Despite any romantic delusions to the contrary, there's only one requirement for a soldier: Follow orders. Obey.
Therefore, the ideal "ethic" of a soldier would be a complete lack of any ethical base and simple, blind obedience to the commanding power.
You are simply incorrect.
A clerk can follow orders and obey. A Priest can follow orders and obey. A Doctor can follow orders and obey. Not to get into a Socratic Dialogue or anything, but it stands to reason that following orders and obeying is an ancillary, and possibly optional characteristic of a soldier. Many soldiers are trained to disobey orders that would jeopardize the mission, the lives of their allies, or the ethics of the community that sponsors them.

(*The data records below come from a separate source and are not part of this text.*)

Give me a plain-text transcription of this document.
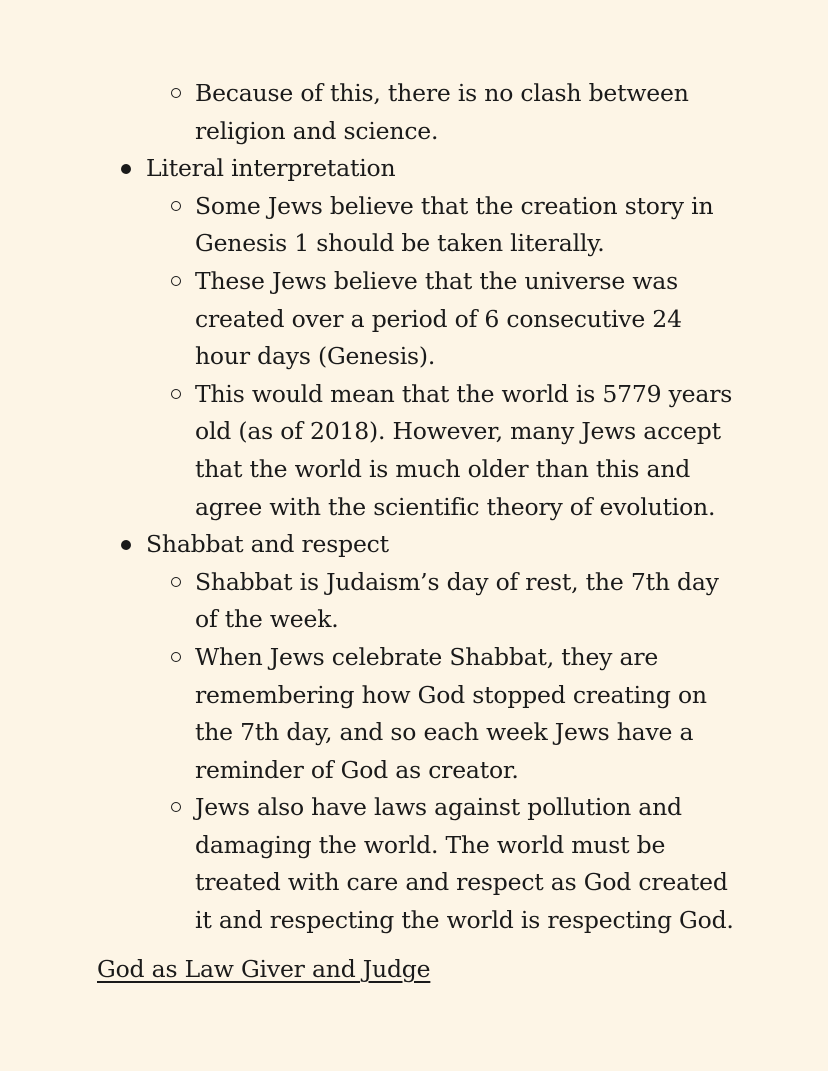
Because of this, there is no clash between religion and science.
Literal interpretation
Some Jews believe that the creation story in Genesis 1 should be taken literally.
These Jews believe that the universe was created over a period of 6 consecutive 24 hour days (Genesis).
This would mean that the world is 5779 years old (as of 2018). However, many Jews accept that the world is much older than this and agree with the scientific theory of evolution.
Shabbat and respect
Shabbat is Judaism’s day of rest, the 7th day of the week.
When Jews celebrate Shabbat, they are remembering how God stopped creating on the 7th day, and so each week Jews have a reminder of God as creator.
Jews also have laws against pollution and damaging the world. The world must be treated with care and respect as God created it and respecting the world is respecting God.
God as Law Giver and Judge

Some soldiers are voluntary and collectively gather under mutually agreed rules with little to no hierarchy. A person in a self regulated militia could be a soldier, just like a town's men and women being able bodied could gather their weapons together and manufacture additional ones to defend themselves against a foreign invader. All of these people, upon establishing a collective body of militarized opposition to a foreign body become soldiers.
Soldiers, at the end of the day, are warriors with a sense of Community connection in the form of patriotism, religious devotion, or philosophical dedication toward an end, where large numbers of them become organized as platoons, companies, battalions, and armies, with the potential for captains and generals and warlords as leaders, but not with necessity. All soldiers are not Samurai/Saburai who become something else/Ronin upon leaving/killing/losing their leader/Daimyo. An E1 on the field who witnesses the death of his Captain is no less a soldier after watching the rest of his allies die, as long as he keeps fighting till his time is up, till he makes it back to his homeland, or till the war is over. When his time is finished, it is finished.
Thus, a Soldier's characteristic by definition is not dependent on following orders.
A carpenter can cook his own meals, this does not make him a chef. Whereas a chef who cannot cook cannot be a chef professionally.
Many other occupations require obedience and the following of orders, but that is not the entirety of said profession. Soldiery is.
The idea that soldiers are simply combatants with an ideology of community can be undermined in one word, my friend: Mercenary. A merc is as much a soldier as a sworn commando, yet they simply sell their talents as a trade.
Yes, soldiers are given some guidelines about when to and when to not follow orders, however, almost every single time a soldier disobeys an illegal, corrupt or batshit insane order, s/he is invariably brought up on charges, even should the commanding officer not be.
In the end, a soldier is just a disposable person, used by the state or substitute authority, to gain political ends... just like the rest of the populace.